I'm a R
user with great interest for Julia
and strongly willing to switch to Julia
on the long term. I looked for a large csv file on the internet and found this website of US government and downloaded the College Scorecard
dataset. I tried to read a 'csv' file in Juno
with the following command:
using CSV
using DataFrames
@time df = CSV.read("/Path/to/Most-Recent-Cohorts-Scorecard-Elements.csv", rows_for_type_detect = 7175);
I got the following output:
212.333866 seconds (43.84 M allocations: 2.244 GiB, 0.25% gc time)
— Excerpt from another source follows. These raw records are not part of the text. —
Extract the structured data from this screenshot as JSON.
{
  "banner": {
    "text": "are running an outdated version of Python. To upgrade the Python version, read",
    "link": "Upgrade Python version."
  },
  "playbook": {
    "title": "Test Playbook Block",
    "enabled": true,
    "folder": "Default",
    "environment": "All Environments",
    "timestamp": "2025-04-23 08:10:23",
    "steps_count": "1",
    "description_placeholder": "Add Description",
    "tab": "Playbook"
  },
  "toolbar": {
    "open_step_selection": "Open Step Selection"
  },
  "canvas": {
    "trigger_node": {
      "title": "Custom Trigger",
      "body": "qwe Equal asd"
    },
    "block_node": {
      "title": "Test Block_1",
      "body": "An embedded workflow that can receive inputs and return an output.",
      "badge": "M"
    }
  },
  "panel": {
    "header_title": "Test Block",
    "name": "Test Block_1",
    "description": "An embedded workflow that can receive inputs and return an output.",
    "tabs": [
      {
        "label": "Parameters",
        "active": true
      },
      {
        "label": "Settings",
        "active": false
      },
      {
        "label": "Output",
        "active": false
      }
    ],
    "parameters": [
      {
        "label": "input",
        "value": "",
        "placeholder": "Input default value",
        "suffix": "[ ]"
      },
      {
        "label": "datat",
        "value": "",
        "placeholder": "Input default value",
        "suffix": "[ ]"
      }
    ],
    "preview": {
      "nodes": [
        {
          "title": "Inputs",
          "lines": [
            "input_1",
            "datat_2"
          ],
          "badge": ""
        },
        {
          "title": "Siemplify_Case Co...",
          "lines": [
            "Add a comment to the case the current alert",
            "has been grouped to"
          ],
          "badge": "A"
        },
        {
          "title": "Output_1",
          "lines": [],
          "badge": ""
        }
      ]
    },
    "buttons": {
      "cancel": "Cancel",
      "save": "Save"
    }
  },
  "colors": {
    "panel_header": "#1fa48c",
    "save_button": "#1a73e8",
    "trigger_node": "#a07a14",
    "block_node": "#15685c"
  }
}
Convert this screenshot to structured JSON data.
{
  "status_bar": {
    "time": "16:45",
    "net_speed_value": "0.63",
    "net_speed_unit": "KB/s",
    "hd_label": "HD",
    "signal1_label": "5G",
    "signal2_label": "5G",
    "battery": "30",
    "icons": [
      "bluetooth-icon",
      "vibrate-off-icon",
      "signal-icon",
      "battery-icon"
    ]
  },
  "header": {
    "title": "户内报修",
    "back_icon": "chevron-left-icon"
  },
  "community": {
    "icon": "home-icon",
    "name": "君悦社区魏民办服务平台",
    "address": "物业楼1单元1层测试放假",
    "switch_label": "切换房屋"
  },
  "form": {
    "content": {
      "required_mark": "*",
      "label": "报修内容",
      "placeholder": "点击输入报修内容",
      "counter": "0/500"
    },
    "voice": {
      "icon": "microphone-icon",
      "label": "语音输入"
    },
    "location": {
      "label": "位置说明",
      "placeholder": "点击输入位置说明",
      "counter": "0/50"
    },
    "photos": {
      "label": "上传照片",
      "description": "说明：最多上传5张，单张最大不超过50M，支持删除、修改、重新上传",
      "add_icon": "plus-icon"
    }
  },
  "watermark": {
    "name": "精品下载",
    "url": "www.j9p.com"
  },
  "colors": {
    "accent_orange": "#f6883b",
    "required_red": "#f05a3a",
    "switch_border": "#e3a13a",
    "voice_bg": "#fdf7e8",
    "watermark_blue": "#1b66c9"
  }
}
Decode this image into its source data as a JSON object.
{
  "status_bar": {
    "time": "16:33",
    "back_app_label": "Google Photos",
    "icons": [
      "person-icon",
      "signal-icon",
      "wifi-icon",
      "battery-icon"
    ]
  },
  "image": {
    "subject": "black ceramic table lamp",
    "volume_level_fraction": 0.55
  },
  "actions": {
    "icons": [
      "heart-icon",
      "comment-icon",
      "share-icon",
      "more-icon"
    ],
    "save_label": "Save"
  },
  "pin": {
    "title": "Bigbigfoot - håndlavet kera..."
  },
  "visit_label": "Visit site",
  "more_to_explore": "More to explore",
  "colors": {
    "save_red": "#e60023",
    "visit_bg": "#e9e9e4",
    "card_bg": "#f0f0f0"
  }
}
I inserted the line rows_for_type_detect = 7175
because otherwise I get an error message an cannot open the file. See this other question for why it might happen
When doing the same operation in R
with
start_time <- Sys.time()
df_try = read.csv("/Path/to/Most-Recent-Cohorts-Scorecard-Elements.csv")
end_time <- Sys.time()
end_time - start_time
I get the following output
Time difference of 0.3337972 secs
Is there a way to read large dataframe more efficiently in Julia
?
MAJOR EDIT
As pointed out by @BogumiłKamiński, this difference between R
and Julia
for this particular task LARGELY DECREASES when using the newest version of Julia
and CSV
. So please read my message above (which I frankly hesitated to simply delete) with a significant grain of salt and read the comment of Bogumił Kamiński! And a big thank you to all developers who take from their free time to build and improve a wonderful language like Julia
for free!
EDIT N°2
now when performing
@time df = CSV.read(joinpath("/path/to/file.csv"))
Here are the result
0.184593 seconds (223.44 k allocations: 5.321 MiB)
Brilliant! Thank you @Bogumił Kamiński!